Нельзя сравнивать несравнимое. Как нельзя на одну чашу весов положить, скажем, время, а на другую – пространство и взвешивать – что важнее.

Если бы не было Рузвельта в канун войны, когда СССР нормализовал отношения с США, если бы его не было и в тяжелые годы войны, то положение оказалось бы совсем иное. Это относится и к подведению итогов самой тяжелой и кровопролитной в истории войны, поскольку основы послевоенного устройства закладывались еще на конференциях в Тегеране и Ялте с участием президента Рузвельта.

Ему нужны были умные люди

У президента США был узкий круг деятелей, с которыми он систематически советовался по вопросам как внутренней жизни страны, так и внешней политики. Представление, которое бытовало и в годы его президентства, и после его кончины, будто он почти все решал сам и не испытывал нужды в углубленном обсуждении проблем с другими, по крайней мере наиболее близкими, людьми, является примитивным.

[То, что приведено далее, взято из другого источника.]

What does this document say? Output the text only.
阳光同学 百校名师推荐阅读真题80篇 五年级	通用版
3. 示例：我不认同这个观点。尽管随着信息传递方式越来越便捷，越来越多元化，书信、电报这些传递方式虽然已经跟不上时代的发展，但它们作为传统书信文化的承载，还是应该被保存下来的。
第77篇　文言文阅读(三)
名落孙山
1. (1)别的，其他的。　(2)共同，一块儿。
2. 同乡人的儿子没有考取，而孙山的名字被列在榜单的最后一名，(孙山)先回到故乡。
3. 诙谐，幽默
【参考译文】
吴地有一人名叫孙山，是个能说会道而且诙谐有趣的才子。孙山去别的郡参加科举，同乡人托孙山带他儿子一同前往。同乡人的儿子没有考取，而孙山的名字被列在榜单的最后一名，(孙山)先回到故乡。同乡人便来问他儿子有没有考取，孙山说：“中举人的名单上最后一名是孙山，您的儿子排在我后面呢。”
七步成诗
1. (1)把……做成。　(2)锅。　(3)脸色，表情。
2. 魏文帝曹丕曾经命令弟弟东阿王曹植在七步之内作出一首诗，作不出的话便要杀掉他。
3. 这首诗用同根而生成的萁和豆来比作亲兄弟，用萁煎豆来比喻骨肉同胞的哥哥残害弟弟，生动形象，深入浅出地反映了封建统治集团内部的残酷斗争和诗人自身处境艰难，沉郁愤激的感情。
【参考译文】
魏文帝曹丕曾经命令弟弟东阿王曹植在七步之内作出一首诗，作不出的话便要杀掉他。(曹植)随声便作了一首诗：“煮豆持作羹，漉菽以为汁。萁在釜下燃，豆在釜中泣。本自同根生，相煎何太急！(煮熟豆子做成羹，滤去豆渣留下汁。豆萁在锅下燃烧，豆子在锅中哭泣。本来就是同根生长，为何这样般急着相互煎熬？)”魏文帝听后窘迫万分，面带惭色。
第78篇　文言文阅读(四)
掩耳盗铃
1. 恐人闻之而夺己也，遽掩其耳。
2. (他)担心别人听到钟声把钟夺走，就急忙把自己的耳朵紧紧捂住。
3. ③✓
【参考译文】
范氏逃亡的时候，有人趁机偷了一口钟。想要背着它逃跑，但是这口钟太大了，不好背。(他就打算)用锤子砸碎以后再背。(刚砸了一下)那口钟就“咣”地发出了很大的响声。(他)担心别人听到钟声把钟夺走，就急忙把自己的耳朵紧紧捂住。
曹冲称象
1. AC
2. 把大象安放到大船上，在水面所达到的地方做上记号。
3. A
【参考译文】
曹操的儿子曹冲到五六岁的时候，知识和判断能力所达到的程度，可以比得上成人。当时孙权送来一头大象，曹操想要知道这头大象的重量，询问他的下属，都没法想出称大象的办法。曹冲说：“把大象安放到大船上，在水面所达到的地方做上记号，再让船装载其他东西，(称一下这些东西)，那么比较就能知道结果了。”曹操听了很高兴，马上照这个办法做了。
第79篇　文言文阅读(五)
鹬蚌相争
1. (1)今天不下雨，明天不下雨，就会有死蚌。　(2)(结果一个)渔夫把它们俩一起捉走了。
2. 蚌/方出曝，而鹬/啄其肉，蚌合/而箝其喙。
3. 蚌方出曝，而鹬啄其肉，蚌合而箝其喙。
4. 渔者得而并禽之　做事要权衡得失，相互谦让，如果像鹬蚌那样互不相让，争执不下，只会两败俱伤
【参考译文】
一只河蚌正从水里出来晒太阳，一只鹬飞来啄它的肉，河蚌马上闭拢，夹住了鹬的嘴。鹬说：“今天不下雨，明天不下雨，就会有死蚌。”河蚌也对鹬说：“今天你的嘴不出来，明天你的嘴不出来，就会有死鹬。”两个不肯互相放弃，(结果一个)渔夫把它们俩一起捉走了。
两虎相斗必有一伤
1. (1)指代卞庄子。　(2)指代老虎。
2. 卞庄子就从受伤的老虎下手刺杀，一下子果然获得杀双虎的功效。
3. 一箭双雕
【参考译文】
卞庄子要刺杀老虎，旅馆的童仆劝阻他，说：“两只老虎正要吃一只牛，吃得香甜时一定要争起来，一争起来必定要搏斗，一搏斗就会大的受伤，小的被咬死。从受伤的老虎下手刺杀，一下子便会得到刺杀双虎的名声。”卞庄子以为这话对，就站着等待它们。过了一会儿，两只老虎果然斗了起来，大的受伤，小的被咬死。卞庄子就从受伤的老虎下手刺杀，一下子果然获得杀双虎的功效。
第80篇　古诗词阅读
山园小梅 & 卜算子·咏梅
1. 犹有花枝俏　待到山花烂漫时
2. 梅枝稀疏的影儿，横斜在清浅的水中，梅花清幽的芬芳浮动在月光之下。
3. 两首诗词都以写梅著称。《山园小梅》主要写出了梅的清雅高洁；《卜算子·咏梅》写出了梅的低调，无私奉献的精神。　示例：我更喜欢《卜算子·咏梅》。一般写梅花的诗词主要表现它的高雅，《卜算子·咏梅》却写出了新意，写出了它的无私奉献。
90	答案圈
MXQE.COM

Верно то, что Рузвельт не колебался в принятии решений, в обоснованности которых у него не было сомнений. Но прежде чем прийти к убежденности в этом, он заставлял и других высказывать свои суждения, что особенно относилось к тем деятелям или его друзьям, которым он верил и на чью компетентность полагался. Президент любил людей компетентных.

Однажды в беседе со мной он сказал:

– Голова идет кругом, столько проблем. И нужны умные люди, чтобы решать их правильно.

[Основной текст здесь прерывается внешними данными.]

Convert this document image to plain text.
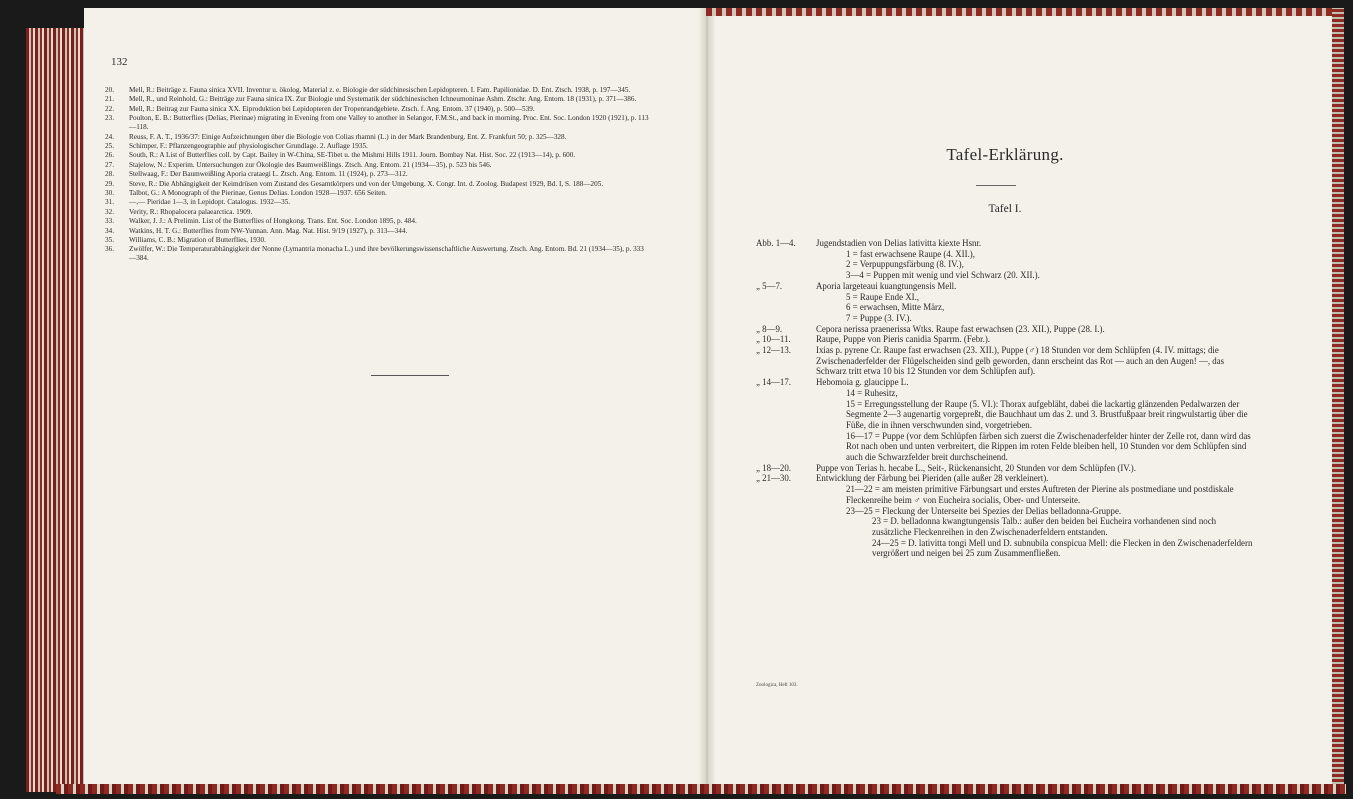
132
20. Mell, R.: Beiträge z. Fauna sinica XVII. Inventur u. ökolog. Material z. e. Biologie der südchinesischen Lepidopteren. I. Fam. Papilionidae. D. Ent. Ztsch. 1938, p. 197—345.
21. Mell, R., und Reinhold, G.: Beiträge zur Fauna sinica IX. Zur Biologie und Systematik der südchinesischen Ichneumoninae Ashm. Ztschr. Ang. Entom. 18 (1931), p. 371—386.
22. Mell, R.: Beitrag zur Fauna sinica XX. Eiproduktion bei Lepidopteren der Tropenrandgebiete. Ztsch. f. Ang. Entom. 37 (1940), p. 500—539.
23. Poulton, E. B.: Butterflies (Delias, Pierinae) migrating in Evening from one Valley to another in Selangor, F.M.St., and back in morning. Proc. Ent. Soc. London 1920 (1921), p. 113—118.
24. Reuss, F. A. T., 1936/37: Einige Aufzeichnungen über die Biologie von Colias rhamni (L.) in der Mark Brandenburg. Ent. Z. Frankfurt 50; p. 325—328.
25. Schimper, F.: Pflanzengeographie auf physiologischer Grundlage. 2. Auflage 1935.
26. South, R.: A List of Butterflies coll. by Capt. Bailey in W-China, SE-Tibet u. the Mishmi Hills 1911. Journ. Bombay Nat. Hist. Soc. 22 (1913—14), p. 600.
27. Stajelow, N.: Experim. Untersuchungen zur Ökologie des Baumweißlings. Ztsch. Ang. Entom. 21 (1934—35), p. 523 bis 546.
28. Stellwaag, F.: Der Baumweißling Aporia crataegi L. Ztsch. Ang. Entom. 11 (1924), p. 273—312.
29. Steve, R.: Die Abhängigkeit der Keimdrüsen vom Zustand des Gesamtkörpers und von der Umgebung. X. Congr. Int. d. Zoolog. Budapest 1929, Bd. I, S. 188—205.
30. Talbot, G.: A Monograph of the Pierinae, Genus Delias. London 1928—1937. 656 Seiten.
31. —,— Pieridae 1—3, in Lepidopt. Catalogus. 1932—35.
32. Verity, R.: Rhopalocera palaearctica. 1909.
33. Walker, J. J.: A Prelimin. List of the Butterflies of Hongkong. Trans. Ent. Soc. London 1895, p. 484.
34. Watkins, H. T. G.: Butterflies from NW-Yunnan. Ann. Mag. Nat. Hist. 9/19 (1927), p. 313—344.
35. Williams, C. B.: Migration of Butterflies, 1930.
36. Zwölfer, W.: Die Temperaturabhängigkeit der Nonne (Lymantria monacha L.) und ihre bevölkerungswissenschaftliche Auswertung. Ztsch. Ang. Entom. Bd. 21 (1934—35), p. 333—384.
Tafel-Erklärung.
Tafel I.
Abb. 1—4.	Jugendstadien von Delias lativitta kiexte Hsnr.
1 = fast erwachsene Raupe (4. XII.),
2 = Verpuppungsfärbung (8. IV.),
3—4 = Puppen mit wenig und viel Schwarz (20. XII.).
„ 5—7.	Aporia largeteaui kuangtungensis Mell.
5 = Raupe Ende XI.,
6 = erwachsen, Mitte März,
7 = Puppe (3. IV.).
„ 8—9.	Cepora nerissa praenerissa Wtks. Raupe fast erwachsen (23. XII.), Puppe (28. I.).
„ 10—11.	Raupe, Puppe von Pieris canidia Sparrm. (Febr.).
„ 12—13.	Ixias p. pyrene Cr. Raupe fast erwachsen (23. XII.), Puppe (♂) 18 Stunden vor dem Schlüpfen (4. IV. mittags; die Zwischenaderfelder der Flügelscheiden sind gelb geworden, dann erscheint das Rot — auch an den Augen! —, das Schwarz tritt etwa 10 bis 12 Stunden vor dem Schlüpfen auf).
„ 14—17.	Hebomoia g. glaucippe L.
14 = Ruhesitz,
15 = Erregungsstellung der Raupe (5. VI.): Thorax aufgebläht, dabei die lackartig glänzenden Pedalwarzen der Segmente 2—3 augenartig vorgepreßt, die Bauchhaut um das 2. und 3. Brustfußpaar breit ringwulstartig über die Füße, die in ihnen verschwunden sind, vorgetrieben.
16—17 = Puppe (vor dem Schlüpfen färben sich zuerst die Zwischenaderfelder hinter der Zelle rot, dann wird das Rot nach oben und unten verbreitert, die Rippen im roten Felde bleiben hell, 10 Stunden vor dem Schlüpfen sind auch die Schwarzfelder breit durchscheinend.
„ 18—20.	Puppe von Terias h. hecabe L., Seit-, Rückenansicht, 20 Stunden vor dem Schlüpfen (IV.).
„ 21—30.	Entwicklung der Färbung bei Pieriden (alle außer 28 verkleinert).
21—22 = am meisten primitive Färbungsart und erstes Auftreten der Pierine als postmediane und postdiskale Fleckenreihe beim ♂ von Eucheira socialis, Ober- und Unterseite.
23—25 = Fleckung der Unterseite bei Spezies der Delias belladonna-Gruppe.
23 = D. belladonna kwangtungensis Talb.: außer den beiden bei Eucheira vorhandenen sind noch zusätzliche Fleckenreihen in den Zwischenaderfeldern entstanden.
24—25 = D. lativitta tongi Mell und D. subnubila conspicua Mell: die Flecken in den Zwischenaderfeldern vergrößert und neigen bei 25 zum Zusammenfließen.
Zoologica, Heft 103.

Рузвельт не был исключением из правила, освященного опытом многих веков. Президент действовал в этом плане так же, как поступали и другие крупные деятели в древние или более поздние периоды истории.

Связи, которые поддерживал Рузвельт с теми или иными лицами, были уже в силу его положения и некоторых присущих ему особенностей характера в общем-то на виду. Он и не пытался их скрывать. Например, нередко Рузвельт на протяжении своего президентства рекомендовал советским послам, в том числе и мне:

– Побеседуйте по этому щекотливому вопросу с Гарри Гопкинсом. Он, возможно, не все вопросы может решить, но докладывать их мне будет точно.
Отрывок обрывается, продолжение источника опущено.